What is Brazilian Jiu Jitsu? | Easily Explained
Brazilian Jiu Jitsu is one of the most useful martial arts that anyone can learn in order to protect themselves.
In this page, we will explain what Brazilian Jiu Jitsu is, benefits of BJJ, and how it has been used in Mixed Martial Arts.
What is Brazilian Jiu Jitsu?
Brazilian Jiu Jitsu is a grappling based martial art where the main goal is to control an opponent into the point of submission.
Unlike most other martial arts, there is no striking involved and is a form of ground fighting.
Brazilian Jiu Jitsu is also known as 'BJJ' and there are actually two forms, No Gi BJJ and Gi BJJ.
Mastering BJJ Benefits
Mastering BJJ allows you to overcome size and strength disadvantages by using superior positioning, grip & leverage on the ground.
It is commonly referred to as 'Human Chess' as those training will often have various challenges mentally and physically.
Practitioners will have to use problem solving skills while managing fatigue and reacting to moves that are made by their opponent, as well as anticipating movements.
Brazilian Jiu Jitsu rose to the national spotlight where Royce Gracie dominated the early UFC events despite giving up a significant amount of weight vs larger opponents.
What is the Difference Between Jiu Jitsu and Brazilian Jiu Jitsu?
Traditional Jiu Jitsu was introduced by the Japanese who actually had Samurais using it on the battlefield as a backup plan, whenever they were unable to use their weapons.
Is Brazilian Jiu Jitsu Dangerous?
It is actually one of the safest martial arts that you can practice due to not having to deal with repeated blows to the head, body or legs.
In Brazilian Jiu jitsu, most matches are won once an opponent secures a tap.

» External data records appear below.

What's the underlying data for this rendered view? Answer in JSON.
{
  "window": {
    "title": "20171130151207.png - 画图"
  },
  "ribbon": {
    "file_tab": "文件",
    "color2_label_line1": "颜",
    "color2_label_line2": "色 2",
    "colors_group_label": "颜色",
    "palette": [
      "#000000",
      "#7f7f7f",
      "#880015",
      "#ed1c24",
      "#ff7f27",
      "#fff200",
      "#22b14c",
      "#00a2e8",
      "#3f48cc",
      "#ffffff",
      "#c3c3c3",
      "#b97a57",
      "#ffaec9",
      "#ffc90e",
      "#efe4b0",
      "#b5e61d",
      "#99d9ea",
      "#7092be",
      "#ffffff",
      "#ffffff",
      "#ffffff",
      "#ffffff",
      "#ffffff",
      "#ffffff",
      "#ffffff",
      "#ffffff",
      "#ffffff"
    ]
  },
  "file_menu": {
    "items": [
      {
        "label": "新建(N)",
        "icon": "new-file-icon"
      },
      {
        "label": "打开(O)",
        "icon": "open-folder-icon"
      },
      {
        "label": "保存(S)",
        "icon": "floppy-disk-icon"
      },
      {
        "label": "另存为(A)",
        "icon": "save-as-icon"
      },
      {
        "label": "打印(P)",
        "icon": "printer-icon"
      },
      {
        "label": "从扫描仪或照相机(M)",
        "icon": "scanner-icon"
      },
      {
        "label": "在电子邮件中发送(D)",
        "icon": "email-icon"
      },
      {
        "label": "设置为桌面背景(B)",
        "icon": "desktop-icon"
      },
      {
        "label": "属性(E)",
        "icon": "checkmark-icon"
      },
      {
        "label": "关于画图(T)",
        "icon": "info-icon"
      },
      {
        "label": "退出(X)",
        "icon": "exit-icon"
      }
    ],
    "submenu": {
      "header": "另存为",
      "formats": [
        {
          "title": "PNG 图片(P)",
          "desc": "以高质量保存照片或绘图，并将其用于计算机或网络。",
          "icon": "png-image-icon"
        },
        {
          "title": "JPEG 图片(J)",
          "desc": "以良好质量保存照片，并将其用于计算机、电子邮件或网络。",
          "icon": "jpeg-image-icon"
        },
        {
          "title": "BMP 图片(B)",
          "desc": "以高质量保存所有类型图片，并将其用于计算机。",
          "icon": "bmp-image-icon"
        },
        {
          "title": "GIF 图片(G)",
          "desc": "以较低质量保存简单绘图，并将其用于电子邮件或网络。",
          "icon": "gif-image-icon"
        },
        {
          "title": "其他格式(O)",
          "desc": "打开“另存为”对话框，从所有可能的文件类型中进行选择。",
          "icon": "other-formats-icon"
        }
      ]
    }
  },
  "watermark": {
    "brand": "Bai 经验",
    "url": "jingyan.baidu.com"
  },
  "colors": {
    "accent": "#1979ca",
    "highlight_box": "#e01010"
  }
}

This same logic applies to training as well.
There is a renowned camaraderie in BJJ where trainees are able to focus on mastering their go-to technique, improving their game, and adding new moves to their game while not having to go 'all out' in energy.
Most classes start off slowly to drill and practice different techniques, and as the class nears the end, they are able to have 'scrimmages' or 'rolls' where they can have a higher intensity session.
This is important as by then the body is warmed up, which can prevent injury.
Along with this, there is a known rule that everyone must abide by which is to let go as soon as a tap is made.
Holding on after a tap is a huge red flag and can have you kicked out of the gym permanently.
Having rules such as these in place, as well as the instructors communicating this clearly to everyone allows for a very friendly and safe environment.
Jiu Jitsu in MMA
Jiu Jitsu was introduced into the Mixed Martial Arts world by Royce Gracie as he routinely dominated events by forcing giant and dangerous men much larger than him to submit.
When this first occurred, most of the fan base was not aware of what was happening, all that they knew is this guy in a uniform was tapping out these fighters who were knocking everyone else out prior to facing him.
This sparked massive interest in the sport, and now over 20 years later, it has become a base for MMA fighters.
Everyone who wants to become a MMA fighter must learn jiu jitsu or they will be at a severe disadvantage if they fight ends up on the ground at any point of the fight.
There have been many successful high level fighters in MMA, but most notably (and most recently) Charles Oliveira who recently became the UFC Lightweight Champion.
Is Brazilian Jiu Jitsu Good for Self Defense?
BJJ is a fantastic for self defense, protection, and feeling comfortable in all situations.
BJJ focuses mainly on defense which allows you to neutralize an opponent as well as submit him.
In real life situations, BJJ also allows you to just put an opponent in a defenseless position until help has arrived, such as the police for example (who also use Martial Arts for their training).
Having the ability to do this, regardless of the size of the perpetrator gives you a great peace of mind, and comfort-ability in any situation.
Recreational Brazilian Jiu Jitsu
You don't have to aspire to be a professional fighter to train BJJ. Recreational BJJ is very popular and brings on a ton of benefits.
Improved cardiovascular function, training muscles that you didn't even know could get sore (forearms for example) due to all of the pushing, pulling and constant adjustments.
A great workout is proven to lower stress, and that's exactly what you'll get here.
Jiu Jitsu is a very social sport where you will make friends, (friendly) enemies on the mat, and even teammates.
Many people have reported over the years that they've formed absolutely great relationships through friendly competition in the sport.
Becoming a better version of yourself, while having a supportive environment as well as supporting people around you is something that people love.
BJJ allows you to release stress, form friendships, and look forward to training sessions throughout the week.